Os candidatos e a luta pelo melhor boletim

Acho exagerado o barulho que andam fazendo em torno do currículo escolar de Ciro Gomes. Ele disse que sempre estudou em escola pública. Não! Escândalo! Calem esse farsante! Ele omite que estudou dois ou três anos num colégio de padres, aliás frequentado pela elite de Sobral, no Ceará...
Se as únicas mentiras de um candidato à Presidência fossem desse tipo, estaríamos muito bem de vida. Principalmente porque mentir sobre o colégio que frequentou ou deixou de frequentar é o tipo de coisa que não traz vantagem muito clara para ninguém. Ou será que traz?
Posso estar delirando, mas tento entender a lógica do episódio.
A vantagem para Ciro, ao enumerar de forma inexata os cursos que fez, não está em demonstrar o declínio do ensino público do país. Quando fala sobre o assunto, Ciro está na verdade aproveitando a deixa para mostrar o quanto estudou, que é formado em economia etc. -o que é uma forma sutil de se contrapor, é claro, à ausência de formação escolar de Lula.
O tema deixou de ser discutido diretamente, mas talvez esteja permeando todo o debate eleitoral. Depois de oito anos de um regime que poderíamos chamar de neoliberalismo esclarecido, com um sociólogo de fama internacional fazendo as vezes de rei-filósofo, é provável que candidatos e eleitores se sintam um tanto aflitos para provar conhecimentos e tirar boas notas.
O modelo do boletim tomou conta do nosso cotidiano. Basta pensar nessas cotações que os bancos de investimento usam para classificar os países em desenvolvimento, com seus B+, A- etc. E sempre há algum economista para dizer que todos os nossos males provêm do fato de não termos feito direito a nossa lição de casa.

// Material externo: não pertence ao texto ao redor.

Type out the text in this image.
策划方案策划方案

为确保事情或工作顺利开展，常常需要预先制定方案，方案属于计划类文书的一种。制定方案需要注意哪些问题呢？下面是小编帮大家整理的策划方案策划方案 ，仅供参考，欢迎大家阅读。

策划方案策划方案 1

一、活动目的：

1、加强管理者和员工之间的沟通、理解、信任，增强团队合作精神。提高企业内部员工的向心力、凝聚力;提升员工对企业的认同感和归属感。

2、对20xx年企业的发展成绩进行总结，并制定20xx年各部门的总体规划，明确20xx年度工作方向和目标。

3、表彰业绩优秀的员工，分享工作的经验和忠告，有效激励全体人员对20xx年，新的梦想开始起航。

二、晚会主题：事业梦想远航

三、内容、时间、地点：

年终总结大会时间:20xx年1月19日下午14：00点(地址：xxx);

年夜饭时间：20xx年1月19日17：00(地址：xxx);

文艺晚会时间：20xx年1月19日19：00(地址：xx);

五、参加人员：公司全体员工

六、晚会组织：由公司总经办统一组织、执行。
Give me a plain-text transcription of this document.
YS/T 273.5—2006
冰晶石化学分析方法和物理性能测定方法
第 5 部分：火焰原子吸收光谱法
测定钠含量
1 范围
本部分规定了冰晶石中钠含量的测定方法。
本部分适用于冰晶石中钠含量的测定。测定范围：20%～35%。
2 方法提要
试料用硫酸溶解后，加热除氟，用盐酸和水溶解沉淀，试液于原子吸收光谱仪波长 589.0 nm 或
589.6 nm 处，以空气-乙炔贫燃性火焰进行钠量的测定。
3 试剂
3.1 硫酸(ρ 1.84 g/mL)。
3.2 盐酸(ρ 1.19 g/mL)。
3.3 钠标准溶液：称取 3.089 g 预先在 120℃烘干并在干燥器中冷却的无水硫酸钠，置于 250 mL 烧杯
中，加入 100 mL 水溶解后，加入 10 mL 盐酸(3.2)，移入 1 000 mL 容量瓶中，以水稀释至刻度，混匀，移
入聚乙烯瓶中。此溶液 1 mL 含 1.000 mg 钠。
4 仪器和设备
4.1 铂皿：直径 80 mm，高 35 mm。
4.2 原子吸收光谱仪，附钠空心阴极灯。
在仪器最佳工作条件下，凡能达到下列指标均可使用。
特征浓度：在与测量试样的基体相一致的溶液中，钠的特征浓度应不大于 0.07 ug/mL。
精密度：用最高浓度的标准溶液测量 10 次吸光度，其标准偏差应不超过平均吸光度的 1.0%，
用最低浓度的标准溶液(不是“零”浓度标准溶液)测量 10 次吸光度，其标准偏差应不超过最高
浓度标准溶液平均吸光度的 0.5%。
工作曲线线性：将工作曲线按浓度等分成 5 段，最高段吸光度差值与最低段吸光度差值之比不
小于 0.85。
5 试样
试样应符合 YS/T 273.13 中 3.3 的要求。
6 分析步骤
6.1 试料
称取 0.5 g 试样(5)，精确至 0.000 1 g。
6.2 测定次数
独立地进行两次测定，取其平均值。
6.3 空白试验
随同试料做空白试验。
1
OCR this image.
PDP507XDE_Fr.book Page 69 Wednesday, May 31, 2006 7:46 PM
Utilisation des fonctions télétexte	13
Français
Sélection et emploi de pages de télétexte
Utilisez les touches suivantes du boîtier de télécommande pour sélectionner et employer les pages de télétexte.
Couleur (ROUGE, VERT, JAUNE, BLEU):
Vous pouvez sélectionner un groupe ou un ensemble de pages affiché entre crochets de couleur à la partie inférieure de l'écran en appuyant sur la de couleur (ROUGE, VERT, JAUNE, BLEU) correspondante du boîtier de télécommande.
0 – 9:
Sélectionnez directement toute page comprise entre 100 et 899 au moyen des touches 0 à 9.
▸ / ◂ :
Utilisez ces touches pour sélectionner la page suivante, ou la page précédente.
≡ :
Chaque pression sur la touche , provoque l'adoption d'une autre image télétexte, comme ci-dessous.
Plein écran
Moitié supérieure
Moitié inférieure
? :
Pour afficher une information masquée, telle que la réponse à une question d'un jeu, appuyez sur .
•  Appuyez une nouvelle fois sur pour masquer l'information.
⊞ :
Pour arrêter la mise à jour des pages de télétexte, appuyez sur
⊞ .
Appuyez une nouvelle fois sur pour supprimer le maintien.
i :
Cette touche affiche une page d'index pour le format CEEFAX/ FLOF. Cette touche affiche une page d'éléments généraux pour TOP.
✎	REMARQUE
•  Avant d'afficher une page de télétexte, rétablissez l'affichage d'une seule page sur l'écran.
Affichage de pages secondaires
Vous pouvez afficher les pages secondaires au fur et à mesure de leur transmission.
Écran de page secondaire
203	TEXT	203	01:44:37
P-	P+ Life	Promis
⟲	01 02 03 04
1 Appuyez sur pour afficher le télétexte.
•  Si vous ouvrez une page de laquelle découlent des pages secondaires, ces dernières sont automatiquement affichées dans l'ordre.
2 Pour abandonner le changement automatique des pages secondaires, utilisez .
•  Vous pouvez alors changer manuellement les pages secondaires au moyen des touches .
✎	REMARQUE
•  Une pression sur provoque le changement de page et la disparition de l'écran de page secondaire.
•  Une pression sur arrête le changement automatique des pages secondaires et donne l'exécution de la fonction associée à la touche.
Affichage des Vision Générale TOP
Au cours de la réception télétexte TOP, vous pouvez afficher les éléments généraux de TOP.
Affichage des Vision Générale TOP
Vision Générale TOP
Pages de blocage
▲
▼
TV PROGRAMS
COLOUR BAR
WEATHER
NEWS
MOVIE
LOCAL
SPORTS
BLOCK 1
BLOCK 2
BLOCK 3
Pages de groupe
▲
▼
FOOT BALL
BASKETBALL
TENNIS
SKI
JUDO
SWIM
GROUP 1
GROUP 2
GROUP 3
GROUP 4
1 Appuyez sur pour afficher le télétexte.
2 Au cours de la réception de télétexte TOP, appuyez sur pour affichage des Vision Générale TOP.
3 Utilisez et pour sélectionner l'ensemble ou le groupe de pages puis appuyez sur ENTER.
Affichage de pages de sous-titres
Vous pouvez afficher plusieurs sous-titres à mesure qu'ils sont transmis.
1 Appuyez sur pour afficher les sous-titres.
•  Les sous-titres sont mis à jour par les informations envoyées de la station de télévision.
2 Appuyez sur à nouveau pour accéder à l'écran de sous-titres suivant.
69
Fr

Os candidatos recebem uma espécie de boletim semanal, que são as pesquisas de opinião. Desse ponto de vista, é sintomático que tenhamos um candidato -justamente o que vai pior nas notas- chamado Garotinho. Ele nem parece se importar tanto com isso. Para mim, Garotinho evoca aquela figura -acho que em toda classe do ginásio existia uma- do "falso bom aluno", o gordinho de cabelo arrumado, sempre respeitoso com a professora, capaz entretanto dos mais extremados disparates na prova oral.
Sabatinas, aliás, têm sido a tônica desta campanha. Mais do que nunca, os candidatos estão empenhados em mostrar números e detalhar propostas para governar o país. Sempre se cobrou isso dos políticos, e desta vez é preciso admitir que o debate se aperfeiçoou.
Sim, aperfeiçoou-se. Mas que debate? Tudo vai rapidamente do genérico para o específico, sem que o eleitor tenha de fato o que escolher.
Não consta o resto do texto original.